Jerusalem: The Biography
Chronicling the world's holiest city
Jerusalem is one of the few places that has universally attracted the envious gaze of all varieties of the world’s people. In 1195, Pope Urban II spurred on the First Crusade, more than a bit peeved that the Holy Land remained firmly in Muslim hands under his Catholic watch. Centuries later, American readers turned “Innocents Abroad,” Mark Twain’s chronicle of his odyssey through Europe and the Middle East in which he pays a visit to the sacred city, into an overnight bestseller.
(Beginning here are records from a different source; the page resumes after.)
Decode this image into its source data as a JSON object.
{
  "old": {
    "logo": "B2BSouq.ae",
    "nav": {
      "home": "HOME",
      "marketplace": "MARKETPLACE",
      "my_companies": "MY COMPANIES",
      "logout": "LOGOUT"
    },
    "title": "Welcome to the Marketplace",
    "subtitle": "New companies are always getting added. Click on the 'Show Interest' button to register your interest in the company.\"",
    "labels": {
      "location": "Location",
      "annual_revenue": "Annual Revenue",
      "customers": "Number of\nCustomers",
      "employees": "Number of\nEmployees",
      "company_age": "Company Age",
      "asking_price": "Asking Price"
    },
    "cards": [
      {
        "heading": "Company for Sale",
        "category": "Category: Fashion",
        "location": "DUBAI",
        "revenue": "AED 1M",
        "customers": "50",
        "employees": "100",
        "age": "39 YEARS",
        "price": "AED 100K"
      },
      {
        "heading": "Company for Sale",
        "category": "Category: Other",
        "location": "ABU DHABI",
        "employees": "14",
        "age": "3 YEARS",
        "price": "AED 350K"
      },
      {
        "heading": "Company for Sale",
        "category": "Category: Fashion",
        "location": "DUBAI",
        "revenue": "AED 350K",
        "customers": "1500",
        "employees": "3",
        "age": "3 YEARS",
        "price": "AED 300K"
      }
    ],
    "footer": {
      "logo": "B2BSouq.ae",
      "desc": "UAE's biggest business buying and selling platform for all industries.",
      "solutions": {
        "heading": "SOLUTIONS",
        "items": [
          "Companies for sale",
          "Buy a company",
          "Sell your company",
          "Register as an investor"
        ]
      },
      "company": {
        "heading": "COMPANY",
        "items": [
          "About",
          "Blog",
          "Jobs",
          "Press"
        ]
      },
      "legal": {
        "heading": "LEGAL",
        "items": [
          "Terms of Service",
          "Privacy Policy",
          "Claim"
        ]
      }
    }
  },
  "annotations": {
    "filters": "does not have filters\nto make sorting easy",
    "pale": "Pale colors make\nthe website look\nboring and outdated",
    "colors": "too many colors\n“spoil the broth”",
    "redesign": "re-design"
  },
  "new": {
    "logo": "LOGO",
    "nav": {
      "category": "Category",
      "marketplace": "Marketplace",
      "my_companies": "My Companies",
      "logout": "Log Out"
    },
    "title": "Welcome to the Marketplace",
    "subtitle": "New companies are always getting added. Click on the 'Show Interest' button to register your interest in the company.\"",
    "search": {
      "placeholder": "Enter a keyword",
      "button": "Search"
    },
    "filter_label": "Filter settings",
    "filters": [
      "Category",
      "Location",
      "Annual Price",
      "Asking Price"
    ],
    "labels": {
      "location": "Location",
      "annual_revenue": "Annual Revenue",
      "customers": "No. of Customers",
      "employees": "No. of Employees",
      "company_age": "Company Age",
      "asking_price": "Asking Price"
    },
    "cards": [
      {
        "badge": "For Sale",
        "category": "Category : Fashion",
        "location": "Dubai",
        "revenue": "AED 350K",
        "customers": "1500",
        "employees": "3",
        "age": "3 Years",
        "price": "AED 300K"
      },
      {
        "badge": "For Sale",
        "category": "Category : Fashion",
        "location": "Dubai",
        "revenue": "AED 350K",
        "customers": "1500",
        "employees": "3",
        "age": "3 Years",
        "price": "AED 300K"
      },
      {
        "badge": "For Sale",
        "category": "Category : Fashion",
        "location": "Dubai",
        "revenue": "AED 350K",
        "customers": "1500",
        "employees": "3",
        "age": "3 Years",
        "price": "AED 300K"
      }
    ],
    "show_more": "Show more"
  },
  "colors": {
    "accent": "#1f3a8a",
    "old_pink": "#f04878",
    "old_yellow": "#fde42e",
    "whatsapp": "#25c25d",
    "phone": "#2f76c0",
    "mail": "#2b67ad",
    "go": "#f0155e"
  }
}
Yet even the Western fascination with Jerusalem often paled in comparison to the fury with which the city’s nearby inhabitants routinely battled over territories, worship rights, and perceived slights by competing sides.
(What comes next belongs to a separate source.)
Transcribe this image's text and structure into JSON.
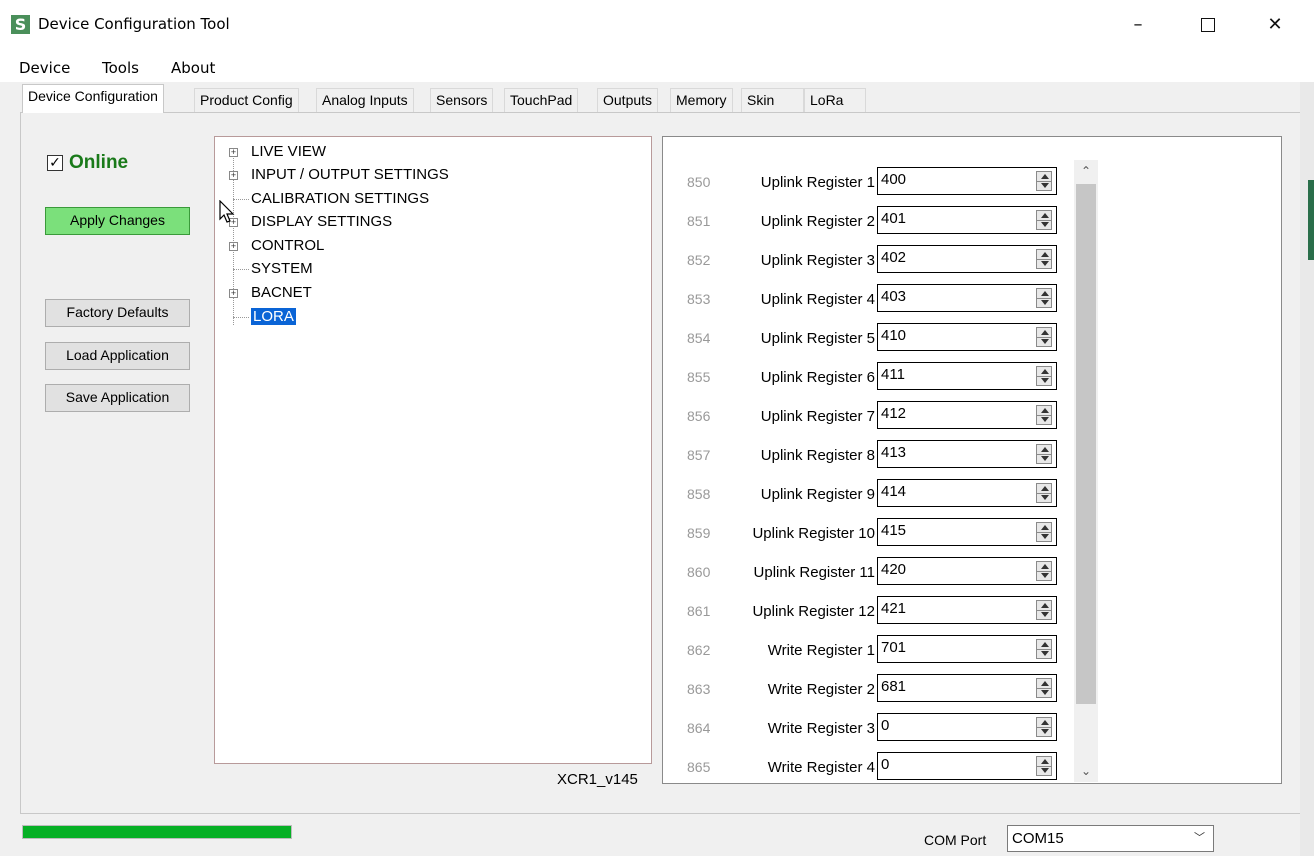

Simon Sebag Montefiore, himself the scion of a powerful Jewish family that figured prominently in the modern history of Jerusalem, tackles the violent and convoluted past of this important city in his book Jerusalem: The Biography. As he declares in the preface, Montefiore aims to, “write the history of Jerusalem in its broadest sense for general readers ... without a political agenda.”
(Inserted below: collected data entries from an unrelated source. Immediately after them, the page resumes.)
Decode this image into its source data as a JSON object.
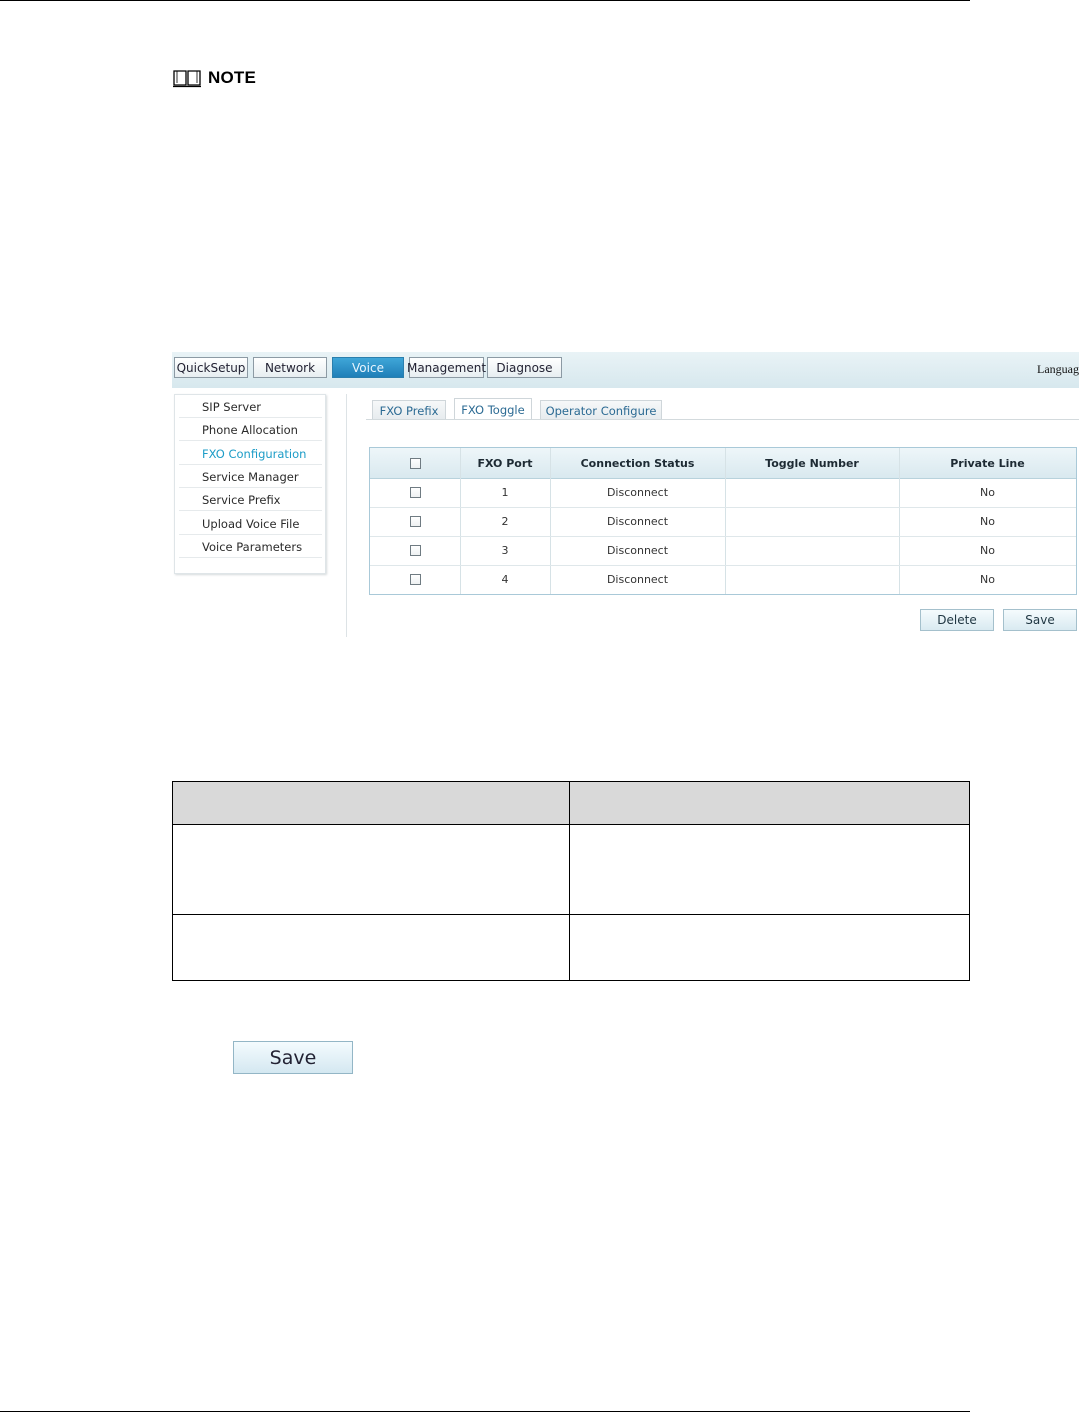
{
  "note": {
    "label": "NOTE",
    "icon": "book-icon"
  },
  "screenshot": {
    "nav": [
      "QuickSetup",
      "Network",
      "Voice",
      "Management",
      "Diagnose"
    ],
    "nav_active": "Voice",
    "language": "Languag",
    "side_menu": [
      "SIP Server",
      "Phone Allocation",
      "FXO Configuration",
      "Service Manager",
      "Service Prefix",
      "Upload Voice File",
      "Voice Parameters"
    ],
    "side_active": "FXO Configuration",
    "tabs": [
      "FXO Prefix",
      "FXO Toggle",
      "Operator Configure"
    ],
    "tab_active": "FXO Toggle",
    "grid": {
      "columns": [
        "FXO Port",
        "Connection Status",
        "Toggle Number",
        "Private Line"
      ],
      "rows": [
        {
          "port": "1",
          "status": "Disconnect",
          "toggle": "",
          "private": "No"
        },
        {
          "port": "2",
          "status": "Disconnect",
          "toggle": "",
          "private": "No"
        },
        {
          "port": "3",
          "status": "Disconnect",
          "toggle": "",
          "private": "No"
        },
        {
          "port": "4",
          "status": "Disconnect",
          "toggle": "",
          "private": "No"
        }
      ]
    },
    "buttons": {
      "delete": "Delete",
      "save": "Save"
    }
  },
  "save_button": "Save",
  "colors": {
    "active_nav": "#1f7fb8",
    "active_menu_text": "#1c9cc7",
    "header_gray": "#d9d9d9"
  }
}
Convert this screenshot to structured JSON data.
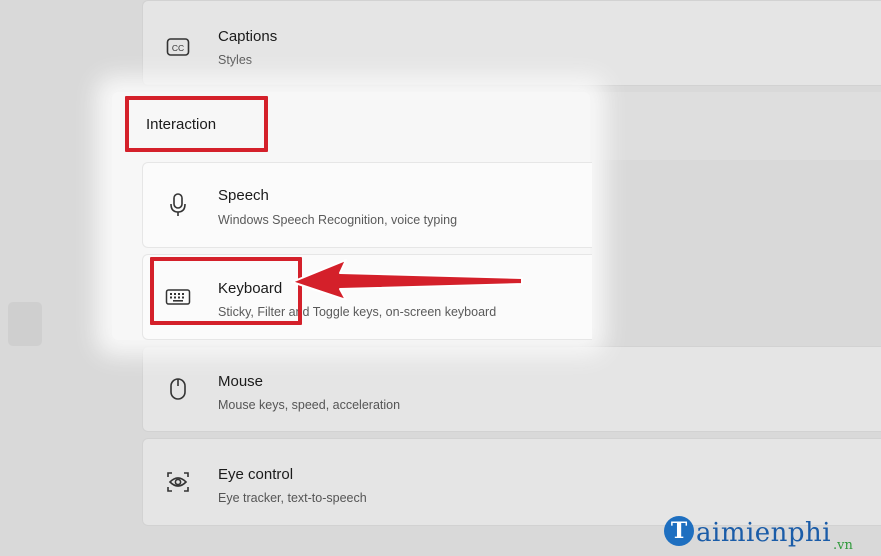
{
  "sections": {
    "interaction_label": "Interaction"
  },
  "items": {
    "captions": {
      "title": "Captions",
      "subtitle": "Styles",
      "icon": "closed-captions-icon"
    },
    "speech": {
      "title": "Speech",
      "subtitle": "Windows Speech Recognition, voice typing",
      "icon": "microphone-icon"
    },
    "keyboard": {
      "title": "Keyboard",
      "subtitle": "Sticky, Filter and Toggle keys, on-screen keyboard",
      "icon": "keyboard-icon"
    },
    "mouse": {
      "title": "Mouse",
      "subtitle": "Mouse keys, speed, acceleration",
      "icon": "mouse-icon"
    },
    "eye_control": {
      "title": "Eye control",
      "subtitle": "Eye tracker, text-to-speech",
      "icon": "eye-control-icon"
    }
  },
  "annotations": {
    "highlight_color": "#d4202a"
  },
  "watermark": {
    "logo_letter": "T",
    "text": "aimienphi",
    "suffix": ".vn"
  }
}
Montefiore largely succeeds in remaining apolitical, freely criticizing the Jews, Muslims, and Christians of all eras who each managed to undertake more than their fair share of inadvisable, and often ghastly, punishments, reprisals, and persecutions. “Heads dashed against walls” and “wreaking a genocidal vengeance” are typical phrases from a work that does not for a page shy away from the bloody tales of a city that, ironically, has always purported to represent the opposite: divinity, salvation, and piety.